Ими займутся последующие мателоты.

Цель – «Цесаревич», на котором держит флаг Витгефт.

* * *

Пространство боя сужалось!

Если взглянуть на происходящее с высоты птичьего полёта – шальным глазом воображаемой чайки…

Или цифровым… с уплывшего в арктические широты беспилотника (кто из сражавшихся ныне помыслил бы о таком)…

Или потом при «разборе полётов» суровыми начальственными взглядами следственной комиссии министерства – на исчерченные линиями и пунктирами движения отрядов…

Было бы видно, что картина боя окончательно приобрела классическую конфигурацию травли.

Убегающие и догоняющие!

Одни рвутся в атаку, другие лишь отбиваются!

Как там на той же комиссии было (будет… и будет ли?) сказано: «Эскадра не сражалась, а терпела бой».

Из Артура – без веры, от отчаяния… отчаявшись, но веря!

И всё же с облегчением: «и наконец… и слава богу!»

Потом воспряв: «Да нешто, братцы… да мы японца… не так уж страшен чёрт и одного уж утопили».

Тогда как души жёлтые напротив уверенность сменили на сомнения… и снова на решимость. В этой решимости – отчаяние целой нации, стеснённой в границах берегов и традиций…

«Тенно Хэйка Банзай!»

Росло, теперь накапливаясь наново, напряжение, кусая губы до крови, водя желваками… глотая, сплёвывая тягучим ожиданием.

Сближались, сходились две эскадры… замирая кровью в жилах, бросая в кровь адреналином.

И назревало пониманием, что серьёзной будет драка… наверное, наверняка на выбывание!

* * *

Уже после полудня обдувало, посвистывало «умеренным», волнуя море до четырёх-пяти баллов.

Стотридцатиметровая туша японского флагмана испытывала мерную продольную качку, иногда ловя отдельную волну, бодая, подбрасывая на полубак брызги, достававшие до мостика.
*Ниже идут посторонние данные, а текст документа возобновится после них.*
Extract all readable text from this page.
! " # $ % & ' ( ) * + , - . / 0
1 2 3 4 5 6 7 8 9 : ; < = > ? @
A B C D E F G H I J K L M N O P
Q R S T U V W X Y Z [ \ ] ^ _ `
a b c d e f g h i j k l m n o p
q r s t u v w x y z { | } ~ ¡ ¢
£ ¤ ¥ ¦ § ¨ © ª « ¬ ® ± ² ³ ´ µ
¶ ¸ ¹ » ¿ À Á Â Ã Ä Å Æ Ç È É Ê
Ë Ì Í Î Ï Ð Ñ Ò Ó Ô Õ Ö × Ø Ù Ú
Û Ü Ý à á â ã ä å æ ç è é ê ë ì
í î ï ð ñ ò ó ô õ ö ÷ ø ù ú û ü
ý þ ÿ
Дальномерный пост выдал очередное показание дистанции:

– До «концевого» русского тридцать два с половиной кабельтовых!

Башни-орудия ворочались, но не стреляли.

Противник тоже шёл молча.

Несмотря на высокий надводный борт «Пересвета», горбатящийся до кормового мостика, резкое снижение профиля к ютовой части создавало иллюзию, будто броненосец присел на корму, прижался к поверхности моря, изготовившись к бою.

Того видел, как на нём поднялись стеньговые Андреевские флаги, едва уловимо ползли на нужные возвышения стволы орудий.

Носовая башня извернулась на борт под наибольшим возможным углом назад, асинхронно двигая стволами, словно шевелящий усами жук, взяв на прицел непосредственно «Микасу».

«Будто бы лично меня», – немного с усмешкой подумал Хэйхатиро.

В этот момент гайдзины ударили – орудия их кормовой башни, направленные куда-то за корму «Микасы», без пристрелки, дуплетом выкинули вспышкой грязно-жёлтый клок дыма.

Докатился прерывистый раскат.

Снаряды-«чемоданы» зачастую почти видимы, провисая чёрными точками на полубаллистике… но только не в бинокль – в оптику за ними не уследить, и Того просто скосился назад, ожидая результат. И удивился, увидев неожиданно близкие падения у «Фудзи», накрывшие бак корабля брызгами осевших всплесков.

Отвлёкшись, адмирал пропустил момент выстрелов по «Микасе», даже не вздрогнувшему, проглотившему сразу два попадания куда-то в борт, – только белые дымы колыхнулись в районе каземата, тут же унесённые ветром.

– Попадания средним калибром! – донёсся надрывный голос флаг-офицера.

Следующими летели десятидюймовые, прошелестев выше, казалось, что совсем рядом, лишь смертельным дуновением коснувшись щеки адмирала, шлёпнувшись фонтанами за правым бртом.

Старший артиллерийский офицер японского флагмана отдал приказ на открытие огня самостоятельно.

Бой начался.

Теперь рёв собственных залпов заглушил все иные звуки. На грани понимания Того услышал торопливое предложение сэра Уильяма последовать в более безопасную рубку и даже что-то ответил ему, пытаясь перекричать рявкнувшие носовые орудия.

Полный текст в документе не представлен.